Other proposals go further. Some advocates call for shifting GME funding away from Medicare entirely, consolidating it into a dedicated workforce development fund administered by a body with an explicit workforce planning mandate. This would sever the historical link between hospital Medicare volume and training support, enabling funding to flow to community health centers, rural hospitals, and ambulatory settings where an increasing share of medicine is actually practiced.
Congress has also periodically considered simply lifting the caps. The Resident Physician Shortage Reduction Act, introduced in various forms over recent years, would add thousands of new Medicare-funded positions with requirements that a portion go to primary care and underserved regions. While politically popular—it gives something to everyone—critics argue that adding slots without reforming allocation simply amplifies existing distortions at higher cost.
The deeper problem is political economy. Teaching hospitals are major employers and economic anchors in their communities, giving them enormous lobbying influence. Any redistribution of GME funding creates identifiable losers—specific hospitals that would see payments decrease—while the beneficiaries are diffuse and often hypothetical. This asymmetry of political pressure explains why GME policy has remained largely frozen despite decades of expert consensus that reform is overdue. The policy window, as John Kingdon might observe, has yet to open wide enough for the problem, policy, and politics streams to converge.
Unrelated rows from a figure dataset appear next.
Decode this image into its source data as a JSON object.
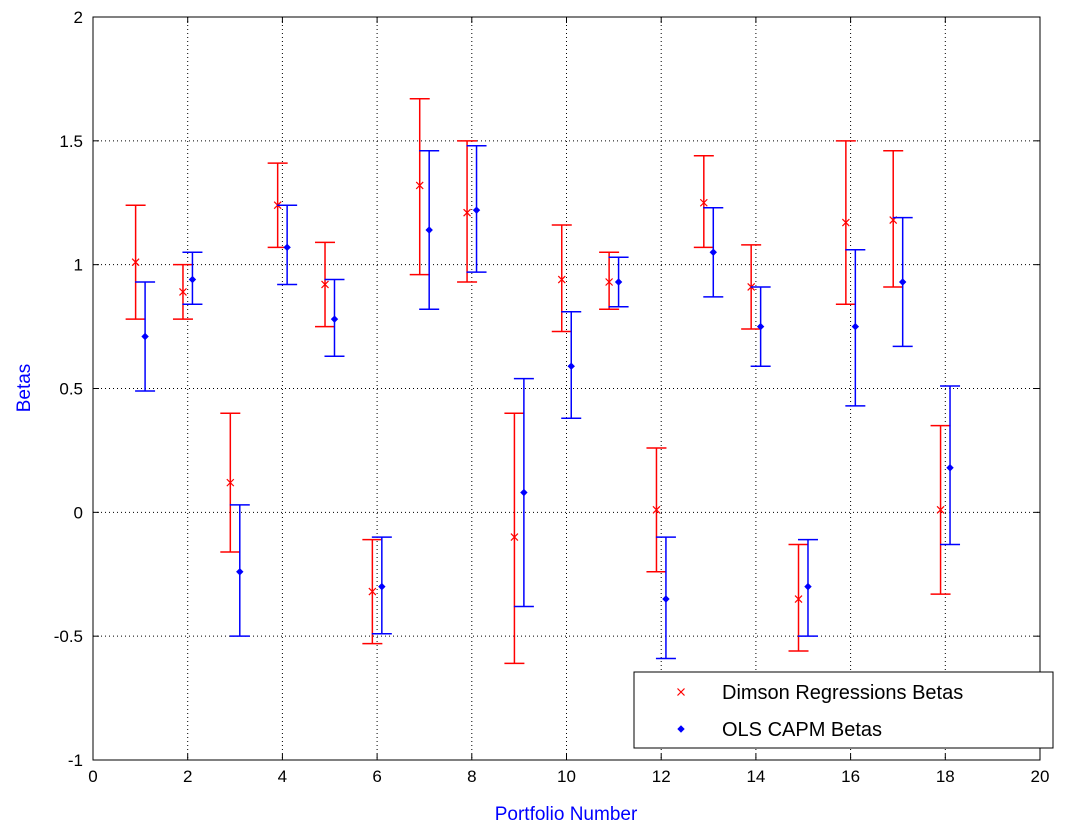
{
  "chart_data": {
    "type": "scatter",
    "xlabel": "Portfolio Number",
    "ylabel": "Betas",
    "xlim": [
      0,
      20
    ],
    "ylim": [
      -1,
      2
    ],
    "xticks": [
      "0",
      "2",
      "4",
      "6",
      "8",
      "10",
      "12",
      "14",
      "16",
      "18",
      "20"
    ],
    "yticks": [
      "-1",
      "-0.5",
      "0",
      "0.5",
      "1",
      "1.5",
      "2"
    ],
    "grid": true,
    "legend_position": "bottom-right",
    "label_color": "#0000ff",
    "series": [
      {
        "name": "Dimson Regressions Betas",
        "marker": "x",
        "color": "#ff0000",
        "x": [
          1,
          2,
          3,
          4,
          5,
          6,
          7,
          8,
          9,
          10,
          11,
          12,
          13,
          14,
          15,
          16,
          17,
          18
        ],
        "y": [
          1.01,
          0.89,
          0.12,
          1.24,
          0.92,
          -0.32,
          1.32,
          1.21,
          -0.1,
          0.94,
          0.93,
          0.01,
          1.25,
          0.91,
          -0.35,
          1.17,
          1.18,
          0.01
        ],
        "lower": [
          0.78,
          0.78,
          -0.16,
          1.07,
          0.75,
          -0.53,
          0.96,
          0.93,
          -0.61,
          0.73,
          0.82,
          -0.24,
          1.07,
          0.74,
          -0.56,
          0.84,
          0.91,
          -0.33
        ],
        "upper": [
          1.24,
          1.0,
          0.4,
          1.41,
          1.09,
          -0.11,
          1.67,
          1.5,
          0.4,
          1.16,
          1.05,
          0.26,
          1.44,
          1.08,
          -0.13,
          1.5,
          1.46,
          0.35
        ]
      },
      {
        "name": "OLS CAPM Betas",
        "marker": "diamond",
        "color": "#0000ff",
        "x": [
          1,
          2,
          3,
          4,
          5,
          6,
          7,
          8,
          9,
          10,
          11,
          12,
          13,
          14,
          15,
          16,
          17,
          18
        ],
        "y": [
          0.71,
          0.94,
          -0.24,
          1.07,
          0.78,
          -0.3,
          1.14,
          1.22,
          0.08,
          0.59,
          0.93,
          -0.35,
          1.05,
          0.75,
          -0.3,
          0.75,
          0.93,
          0.18
        ],
        "lower": [
          0.49,
          0.84,
          -0.5,
          0.92,
          0.63,
          -0.49,
          0.82,
          0.97,
          -0.38,
          0.38,
          0.83,
          -0.59,
          0.87,
          0.59,
          -0.5,
          0.43,
          0.67,
          -0.13
        ],
        "upper": [
          0.93,
          1.05,
          0.03,
          1.24,
          0.94,
          -0.1,
          1.46,
          1.48,
          0.54,
          0.81,
          1.03,
          -0.1,
          1.23,
          0.91,
          -0.11,
          1.06,
          1.19,
          0.51
        ]
      }
    ]
  }
}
TakeawayKnowing the right policy is not the same as achieving it. When the beneficiaries of the status quo are concentrated and organized while the beneficiaries of reform are dispersed and future-facing, inertia has a structural advantage.
The federal GME funding system is a case study in how policy infrastructure outlasts the assumptions that created it. A framework designed for the healthcare landscape of 1997 continues to shape physician training in ways that compound workforce shortages rather than address them.
Reform doesn't require dismantling the system—it requires reconnecting it to purpose. Tying funding to workforce outcomes, expanding where and how training happens, and redistributing resources toward documented needs are all technically feasible. The barrier is political will.
For anyone who cares about healthcare access, GME funding is not an obscure technical issue. It is the upstream decision that determines which communities will have physicians a decade from now—and which will not.